Однажды Василий Трофимович пропал. Его искали несколько дней, но безуспешно. Версий никто не выдвигал. Не нашли и забыли.
Я думаю, что он не умер, а ушёл из метро. Ушёл туда, наверх. Где есть зоопарк, цирк и дождь. Но я не хотел верить в то, что он предал меня, предал свою работу, предал метро. Намного легче сознавать, что он умер, и его съели крысы.
Мне тогда было семнадцать. Я остался жить в той комнате, где теперь живу с семьёй. Устроился на работу. И ни разу не был наверху. И не хочу. Прочитал однажды о болезни агорофобии – боязни открытых пространств. Не уверен, что это обо мне. Я ничего не боюсь, просто нет желания.
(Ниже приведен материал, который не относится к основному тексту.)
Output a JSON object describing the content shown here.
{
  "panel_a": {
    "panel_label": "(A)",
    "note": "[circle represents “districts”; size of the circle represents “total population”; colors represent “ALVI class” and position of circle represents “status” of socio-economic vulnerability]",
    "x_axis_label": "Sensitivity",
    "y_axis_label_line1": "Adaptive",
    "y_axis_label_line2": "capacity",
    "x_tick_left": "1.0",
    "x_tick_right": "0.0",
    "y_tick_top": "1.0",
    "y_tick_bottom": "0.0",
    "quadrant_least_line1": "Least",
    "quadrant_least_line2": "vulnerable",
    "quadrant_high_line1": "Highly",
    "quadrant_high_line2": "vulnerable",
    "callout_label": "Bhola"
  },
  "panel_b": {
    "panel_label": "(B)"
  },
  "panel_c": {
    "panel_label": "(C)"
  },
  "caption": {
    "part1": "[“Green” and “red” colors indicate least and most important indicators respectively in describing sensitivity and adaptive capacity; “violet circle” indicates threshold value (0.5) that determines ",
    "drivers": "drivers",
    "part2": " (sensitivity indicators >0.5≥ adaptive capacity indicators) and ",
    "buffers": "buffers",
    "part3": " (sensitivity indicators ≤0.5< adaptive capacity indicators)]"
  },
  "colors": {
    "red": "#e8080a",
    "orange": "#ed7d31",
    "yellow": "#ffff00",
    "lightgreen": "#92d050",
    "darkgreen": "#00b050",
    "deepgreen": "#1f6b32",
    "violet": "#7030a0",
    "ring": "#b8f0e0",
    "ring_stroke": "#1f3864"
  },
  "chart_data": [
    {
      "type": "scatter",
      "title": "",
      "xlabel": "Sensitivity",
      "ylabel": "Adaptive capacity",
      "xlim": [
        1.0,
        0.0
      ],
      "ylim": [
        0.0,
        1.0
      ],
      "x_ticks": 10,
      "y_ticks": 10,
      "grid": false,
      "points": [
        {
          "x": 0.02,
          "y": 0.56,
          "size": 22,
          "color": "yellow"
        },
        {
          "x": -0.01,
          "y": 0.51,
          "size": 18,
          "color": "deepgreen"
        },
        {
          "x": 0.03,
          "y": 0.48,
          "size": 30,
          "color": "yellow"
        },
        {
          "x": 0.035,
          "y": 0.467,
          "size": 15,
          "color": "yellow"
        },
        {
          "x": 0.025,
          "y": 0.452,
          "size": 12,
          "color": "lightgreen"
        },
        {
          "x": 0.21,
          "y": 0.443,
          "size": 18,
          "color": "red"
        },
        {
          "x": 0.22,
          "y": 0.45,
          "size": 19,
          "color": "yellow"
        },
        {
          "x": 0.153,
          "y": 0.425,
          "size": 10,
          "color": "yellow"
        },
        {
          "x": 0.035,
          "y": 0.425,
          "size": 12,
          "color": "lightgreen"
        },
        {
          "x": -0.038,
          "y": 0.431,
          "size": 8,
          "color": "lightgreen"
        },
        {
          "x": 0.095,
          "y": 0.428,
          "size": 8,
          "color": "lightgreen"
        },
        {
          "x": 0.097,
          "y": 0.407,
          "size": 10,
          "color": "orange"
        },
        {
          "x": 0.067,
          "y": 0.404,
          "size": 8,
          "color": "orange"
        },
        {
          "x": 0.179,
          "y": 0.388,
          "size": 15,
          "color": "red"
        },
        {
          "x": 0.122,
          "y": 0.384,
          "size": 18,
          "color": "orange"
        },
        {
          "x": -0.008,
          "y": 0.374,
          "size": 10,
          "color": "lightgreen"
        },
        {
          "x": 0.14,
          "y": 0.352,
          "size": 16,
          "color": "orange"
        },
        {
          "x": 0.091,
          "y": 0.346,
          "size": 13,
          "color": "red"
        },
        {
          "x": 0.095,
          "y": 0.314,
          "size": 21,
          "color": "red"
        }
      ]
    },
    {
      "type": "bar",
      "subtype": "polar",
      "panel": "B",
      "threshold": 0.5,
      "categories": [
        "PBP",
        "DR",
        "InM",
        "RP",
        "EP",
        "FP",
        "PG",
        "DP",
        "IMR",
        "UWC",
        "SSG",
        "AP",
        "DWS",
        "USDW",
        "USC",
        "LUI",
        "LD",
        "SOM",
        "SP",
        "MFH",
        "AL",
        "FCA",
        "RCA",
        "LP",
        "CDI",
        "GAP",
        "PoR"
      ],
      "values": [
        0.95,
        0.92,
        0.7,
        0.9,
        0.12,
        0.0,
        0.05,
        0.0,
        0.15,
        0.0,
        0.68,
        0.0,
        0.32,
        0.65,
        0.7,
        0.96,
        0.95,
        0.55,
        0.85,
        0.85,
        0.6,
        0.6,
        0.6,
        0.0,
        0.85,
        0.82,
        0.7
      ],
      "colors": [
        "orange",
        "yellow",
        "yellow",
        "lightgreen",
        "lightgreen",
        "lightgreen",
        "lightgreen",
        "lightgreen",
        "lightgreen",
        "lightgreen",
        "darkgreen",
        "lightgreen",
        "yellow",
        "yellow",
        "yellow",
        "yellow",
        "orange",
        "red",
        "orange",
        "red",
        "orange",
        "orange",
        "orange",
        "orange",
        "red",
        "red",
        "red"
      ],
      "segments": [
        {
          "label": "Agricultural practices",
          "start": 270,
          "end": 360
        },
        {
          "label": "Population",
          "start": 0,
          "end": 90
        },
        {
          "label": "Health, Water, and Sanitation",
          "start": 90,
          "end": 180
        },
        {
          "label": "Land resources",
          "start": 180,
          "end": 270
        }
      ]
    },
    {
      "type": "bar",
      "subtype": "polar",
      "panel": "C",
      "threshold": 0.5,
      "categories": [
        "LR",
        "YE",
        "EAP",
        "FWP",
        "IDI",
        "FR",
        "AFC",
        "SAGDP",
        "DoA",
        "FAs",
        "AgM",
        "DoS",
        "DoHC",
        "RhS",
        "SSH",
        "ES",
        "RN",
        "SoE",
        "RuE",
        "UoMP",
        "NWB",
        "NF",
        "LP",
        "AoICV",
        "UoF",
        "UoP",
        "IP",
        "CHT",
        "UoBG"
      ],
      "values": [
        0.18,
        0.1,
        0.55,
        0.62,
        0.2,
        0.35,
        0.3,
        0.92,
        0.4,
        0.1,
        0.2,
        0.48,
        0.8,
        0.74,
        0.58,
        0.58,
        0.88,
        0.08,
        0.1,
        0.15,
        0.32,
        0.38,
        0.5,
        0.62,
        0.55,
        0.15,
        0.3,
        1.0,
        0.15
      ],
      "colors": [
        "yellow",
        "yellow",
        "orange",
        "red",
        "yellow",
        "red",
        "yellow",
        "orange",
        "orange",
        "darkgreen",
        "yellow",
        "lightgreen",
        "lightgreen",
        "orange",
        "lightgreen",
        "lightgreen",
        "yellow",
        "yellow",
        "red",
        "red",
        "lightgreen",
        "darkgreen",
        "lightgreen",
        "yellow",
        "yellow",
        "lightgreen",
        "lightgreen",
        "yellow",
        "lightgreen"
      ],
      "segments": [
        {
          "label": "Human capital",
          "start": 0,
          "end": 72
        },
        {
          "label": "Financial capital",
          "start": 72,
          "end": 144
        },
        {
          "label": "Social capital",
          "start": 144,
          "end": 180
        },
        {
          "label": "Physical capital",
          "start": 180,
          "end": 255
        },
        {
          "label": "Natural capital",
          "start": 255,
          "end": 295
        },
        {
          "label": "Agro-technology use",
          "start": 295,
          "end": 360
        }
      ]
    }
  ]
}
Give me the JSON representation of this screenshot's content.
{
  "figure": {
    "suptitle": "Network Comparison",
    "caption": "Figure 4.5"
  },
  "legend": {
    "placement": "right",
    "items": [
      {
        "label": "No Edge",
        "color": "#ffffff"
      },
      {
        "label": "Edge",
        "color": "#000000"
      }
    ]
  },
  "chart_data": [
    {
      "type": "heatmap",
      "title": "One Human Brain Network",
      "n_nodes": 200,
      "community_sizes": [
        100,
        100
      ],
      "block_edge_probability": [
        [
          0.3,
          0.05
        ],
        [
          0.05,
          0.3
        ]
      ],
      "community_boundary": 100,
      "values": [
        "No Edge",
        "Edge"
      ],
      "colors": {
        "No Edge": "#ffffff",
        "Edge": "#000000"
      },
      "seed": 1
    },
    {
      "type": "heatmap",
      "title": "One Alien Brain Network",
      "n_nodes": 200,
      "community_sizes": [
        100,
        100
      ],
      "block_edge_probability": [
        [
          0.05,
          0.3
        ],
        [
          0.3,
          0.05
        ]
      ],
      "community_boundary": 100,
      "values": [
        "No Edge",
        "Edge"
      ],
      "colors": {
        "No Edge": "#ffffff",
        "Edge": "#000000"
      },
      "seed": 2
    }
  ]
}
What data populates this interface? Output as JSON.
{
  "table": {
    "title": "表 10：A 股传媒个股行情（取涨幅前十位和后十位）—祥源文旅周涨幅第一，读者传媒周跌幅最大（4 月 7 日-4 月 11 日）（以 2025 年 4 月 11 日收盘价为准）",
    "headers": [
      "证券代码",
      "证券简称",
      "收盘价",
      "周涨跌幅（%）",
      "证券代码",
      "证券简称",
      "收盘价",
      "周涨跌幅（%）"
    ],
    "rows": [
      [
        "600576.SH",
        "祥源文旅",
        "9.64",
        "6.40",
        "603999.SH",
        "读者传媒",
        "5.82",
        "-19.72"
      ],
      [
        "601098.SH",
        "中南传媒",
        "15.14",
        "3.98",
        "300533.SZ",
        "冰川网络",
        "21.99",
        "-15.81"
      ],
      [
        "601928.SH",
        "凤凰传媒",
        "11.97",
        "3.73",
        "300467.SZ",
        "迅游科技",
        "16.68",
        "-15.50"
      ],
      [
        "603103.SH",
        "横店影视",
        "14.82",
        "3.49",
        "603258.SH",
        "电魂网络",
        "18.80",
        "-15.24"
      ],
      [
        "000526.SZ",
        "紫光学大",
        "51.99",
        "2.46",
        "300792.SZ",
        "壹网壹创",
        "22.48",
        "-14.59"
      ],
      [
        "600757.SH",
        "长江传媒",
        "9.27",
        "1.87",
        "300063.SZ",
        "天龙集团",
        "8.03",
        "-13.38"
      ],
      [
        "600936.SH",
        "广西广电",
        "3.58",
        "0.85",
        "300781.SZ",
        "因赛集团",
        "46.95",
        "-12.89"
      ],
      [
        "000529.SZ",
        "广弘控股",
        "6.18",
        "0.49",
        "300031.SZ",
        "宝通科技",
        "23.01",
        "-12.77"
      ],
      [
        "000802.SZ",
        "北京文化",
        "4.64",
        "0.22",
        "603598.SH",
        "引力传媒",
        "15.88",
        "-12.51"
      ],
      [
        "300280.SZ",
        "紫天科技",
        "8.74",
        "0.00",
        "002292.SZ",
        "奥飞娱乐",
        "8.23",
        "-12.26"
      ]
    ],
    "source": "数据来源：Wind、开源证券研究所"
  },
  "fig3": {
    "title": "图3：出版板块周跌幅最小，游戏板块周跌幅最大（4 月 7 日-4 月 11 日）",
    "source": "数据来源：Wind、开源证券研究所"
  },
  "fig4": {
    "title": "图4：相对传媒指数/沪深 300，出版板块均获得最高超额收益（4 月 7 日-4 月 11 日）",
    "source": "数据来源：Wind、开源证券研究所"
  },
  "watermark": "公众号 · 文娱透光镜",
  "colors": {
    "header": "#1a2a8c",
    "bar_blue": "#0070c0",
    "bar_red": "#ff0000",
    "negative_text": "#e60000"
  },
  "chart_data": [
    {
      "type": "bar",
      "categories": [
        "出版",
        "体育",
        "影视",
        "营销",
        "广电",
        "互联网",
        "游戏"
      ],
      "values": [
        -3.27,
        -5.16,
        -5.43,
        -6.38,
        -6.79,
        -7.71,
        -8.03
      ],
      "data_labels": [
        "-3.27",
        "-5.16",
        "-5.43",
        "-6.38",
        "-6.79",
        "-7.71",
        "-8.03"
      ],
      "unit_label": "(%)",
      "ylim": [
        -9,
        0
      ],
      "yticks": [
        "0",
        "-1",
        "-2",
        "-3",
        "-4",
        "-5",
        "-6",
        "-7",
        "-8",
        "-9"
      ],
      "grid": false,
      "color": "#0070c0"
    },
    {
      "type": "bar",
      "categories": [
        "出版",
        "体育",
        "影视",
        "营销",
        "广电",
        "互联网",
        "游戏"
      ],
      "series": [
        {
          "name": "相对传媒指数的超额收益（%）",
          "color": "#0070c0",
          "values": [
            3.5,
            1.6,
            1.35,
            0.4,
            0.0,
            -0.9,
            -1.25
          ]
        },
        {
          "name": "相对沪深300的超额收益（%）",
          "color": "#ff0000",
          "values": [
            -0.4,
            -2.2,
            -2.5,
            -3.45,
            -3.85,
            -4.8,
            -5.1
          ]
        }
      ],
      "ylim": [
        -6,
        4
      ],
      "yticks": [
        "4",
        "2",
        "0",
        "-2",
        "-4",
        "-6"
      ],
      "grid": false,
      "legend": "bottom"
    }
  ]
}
Знаю, что некоторые так же, как и я, живут в метро. Так удобно, и я солидарен с ними. Я знаю тех, кто живёт на моей станции. Начальник тоже всегда на виду. Иногда мы ходим друг к другу в гости, пьём водку, танцуем, болтаем о разном. Но так сложилось, что я никогда ни с кем не обсуждал вопрос внешнего мира. Тема казалась мне настолько очевидной, что не стоило даже тратить время на трепотню.